The animal parade featured a duckling that had learned to play dead.
By SEAN BARRON
VINDICATOR STAFF WRITER
SALEM -- If it wobbled on webbed feet, barked or had two wheels, it was probably on Broadway.
For part of Sunday afternoon, a baby mallard duck, a colorful array of dogs and decorated bicycles could be seen in a one-block stretch of Broadway Avenue here at a holiday pets' parade.
For his ability to play dead on command while resting in Betty Alwine's hands, Sidney, a 3-week-old mallard duckling, took first place.
Sidney was one of a variety of pets to have been entered in Sunday's parade. For their duckling's efforts, Alwine and her husband, Wayne, of Negley took home a first-place Most Unusual Pet 2005 trophy.
"Mallards are the best to train," Wayne Alwine said, adding that the couple has worked with and owned several other types of ducks.
For a little more than an hour, a block of the busy thoroughfare south of State Street was closed to traffic to accommodate the seventh annual event, sponsored by the Memorial and Patriotic Association, which consists of a variety of military organizations. Festivities also included the bicycle parade.

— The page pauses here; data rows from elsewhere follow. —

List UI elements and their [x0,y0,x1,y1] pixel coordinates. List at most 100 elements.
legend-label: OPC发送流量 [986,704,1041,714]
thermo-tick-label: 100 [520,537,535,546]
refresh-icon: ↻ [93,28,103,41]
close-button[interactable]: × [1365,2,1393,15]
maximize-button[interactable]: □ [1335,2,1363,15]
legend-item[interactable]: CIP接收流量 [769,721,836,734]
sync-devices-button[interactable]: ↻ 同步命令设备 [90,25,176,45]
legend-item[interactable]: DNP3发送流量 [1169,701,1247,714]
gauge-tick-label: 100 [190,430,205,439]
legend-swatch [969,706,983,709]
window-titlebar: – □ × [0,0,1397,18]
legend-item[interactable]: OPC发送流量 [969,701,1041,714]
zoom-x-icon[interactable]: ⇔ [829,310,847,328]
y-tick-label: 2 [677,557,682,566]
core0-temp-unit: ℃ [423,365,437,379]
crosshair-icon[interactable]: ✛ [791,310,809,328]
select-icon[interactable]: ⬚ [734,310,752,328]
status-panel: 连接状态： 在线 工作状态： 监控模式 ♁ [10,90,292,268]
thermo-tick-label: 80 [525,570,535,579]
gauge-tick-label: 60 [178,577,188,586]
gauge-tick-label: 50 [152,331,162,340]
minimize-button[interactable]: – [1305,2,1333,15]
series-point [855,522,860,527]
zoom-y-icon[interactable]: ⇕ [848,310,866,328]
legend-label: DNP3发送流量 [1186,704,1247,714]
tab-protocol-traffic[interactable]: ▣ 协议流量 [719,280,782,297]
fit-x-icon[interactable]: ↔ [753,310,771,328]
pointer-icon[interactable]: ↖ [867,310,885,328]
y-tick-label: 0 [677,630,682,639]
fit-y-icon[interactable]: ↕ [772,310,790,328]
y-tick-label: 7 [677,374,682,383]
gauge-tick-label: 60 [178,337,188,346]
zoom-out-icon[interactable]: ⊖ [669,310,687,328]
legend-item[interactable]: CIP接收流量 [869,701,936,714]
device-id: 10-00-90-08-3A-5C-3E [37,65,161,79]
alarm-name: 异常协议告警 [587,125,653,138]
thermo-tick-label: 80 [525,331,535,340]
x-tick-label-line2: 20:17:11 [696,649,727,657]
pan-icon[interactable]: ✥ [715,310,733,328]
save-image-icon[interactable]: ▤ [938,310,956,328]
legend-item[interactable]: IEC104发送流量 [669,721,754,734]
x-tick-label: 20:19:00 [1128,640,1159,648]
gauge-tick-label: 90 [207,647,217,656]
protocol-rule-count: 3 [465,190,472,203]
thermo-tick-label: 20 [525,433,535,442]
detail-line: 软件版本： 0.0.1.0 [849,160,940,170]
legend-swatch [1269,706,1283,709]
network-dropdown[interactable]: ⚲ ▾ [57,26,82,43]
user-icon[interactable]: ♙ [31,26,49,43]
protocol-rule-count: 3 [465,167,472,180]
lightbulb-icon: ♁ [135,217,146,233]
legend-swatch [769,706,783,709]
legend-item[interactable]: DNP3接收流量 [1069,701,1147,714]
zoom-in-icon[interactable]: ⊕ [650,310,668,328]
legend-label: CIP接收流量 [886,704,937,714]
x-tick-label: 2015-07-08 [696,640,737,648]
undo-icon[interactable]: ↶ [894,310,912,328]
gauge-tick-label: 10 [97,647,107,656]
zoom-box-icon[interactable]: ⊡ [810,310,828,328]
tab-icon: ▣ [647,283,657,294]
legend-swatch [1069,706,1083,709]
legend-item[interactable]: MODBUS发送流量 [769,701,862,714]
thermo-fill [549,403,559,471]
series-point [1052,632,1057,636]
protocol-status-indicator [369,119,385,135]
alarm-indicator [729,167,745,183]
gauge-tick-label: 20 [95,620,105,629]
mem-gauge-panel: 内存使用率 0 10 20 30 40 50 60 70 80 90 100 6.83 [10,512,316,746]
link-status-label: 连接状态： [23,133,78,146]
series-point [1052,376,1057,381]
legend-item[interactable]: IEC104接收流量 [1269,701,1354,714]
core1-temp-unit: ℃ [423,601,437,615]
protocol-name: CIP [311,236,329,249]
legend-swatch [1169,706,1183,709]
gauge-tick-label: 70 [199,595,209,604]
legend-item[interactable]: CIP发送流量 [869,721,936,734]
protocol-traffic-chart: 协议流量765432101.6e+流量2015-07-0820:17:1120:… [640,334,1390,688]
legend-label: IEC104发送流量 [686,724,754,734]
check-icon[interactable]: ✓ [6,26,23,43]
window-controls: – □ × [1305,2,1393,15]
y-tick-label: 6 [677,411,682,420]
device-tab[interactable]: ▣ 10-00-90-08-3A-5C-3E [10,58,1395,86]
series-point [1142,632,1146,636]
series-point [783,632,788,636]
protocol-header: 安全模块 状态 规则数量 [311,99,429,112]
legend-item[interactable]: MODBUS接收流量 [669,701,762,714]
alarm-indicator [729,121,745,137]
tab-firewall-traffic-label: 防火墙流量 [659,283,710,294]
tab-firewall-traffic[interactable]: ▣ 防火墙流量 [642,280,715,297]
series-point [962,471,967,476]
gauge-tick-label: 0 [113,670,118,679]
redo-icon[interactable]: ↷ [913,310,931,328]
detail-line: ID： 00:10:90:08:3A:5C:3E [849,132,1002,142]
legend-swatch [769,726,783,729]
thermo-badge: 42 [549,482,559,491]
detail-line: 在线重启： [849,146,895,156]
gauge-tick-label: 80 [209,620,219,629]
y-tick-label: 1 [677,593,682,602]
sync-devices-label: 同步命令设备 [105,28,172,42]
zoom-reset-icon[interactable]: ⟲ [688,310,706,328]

The Alwines got Sidney shortly after he was born at the Ridgeway Hatchery in LaRue, Ohio, west of Marion. A worker challenged Betty Alwine to teach the young animal to play dead and he learned the trick in about a day, she recalled.
The couple said they have taken their pets to nursing homes and day-care centers to entertain children and adults.
Amy Dean, who works at C-Cruze Kennel of Salem, brought Cora and Twizzler, her two Chinese Crested dogs. One of the pets was a "finished champ," Dean said, meaning that the dog beat others of the same breed in other dog shows.
In the competitions, judges rate dogs' tails, teeth, looks, structure and movements and choose the No. 1 pet in the categories, she noted.
Dean, who has gone to dog shows all over the country, also brought four puppies to the parade so they would be exposed to other people and pets. Being at the event was designed to help the puppies when they compete at a show in October at the Franklin County Fairgrounds near Columbus, she added.
"The parade is good for their socialization," Dean said.
Pets were judged for being the largest, smallest, best dressed, cutest, furriest and most unusual, said Mary Lou Popa, a city councilwoman who helped put the show together. First, second and third place were awarded in the six categories, she added.
First- second- and third-place awards also were given to those who took part in the bicycle parade. Kids in three age brackets brought wagons, bicycles, tricycles and other vehicles they decorated, which gave Broadway a colorful, festive and more traditional look.
"It's old-fashioned Fourth of July entertainment," Popa said. She said the event was funded by participating organizations and not with tax dollars.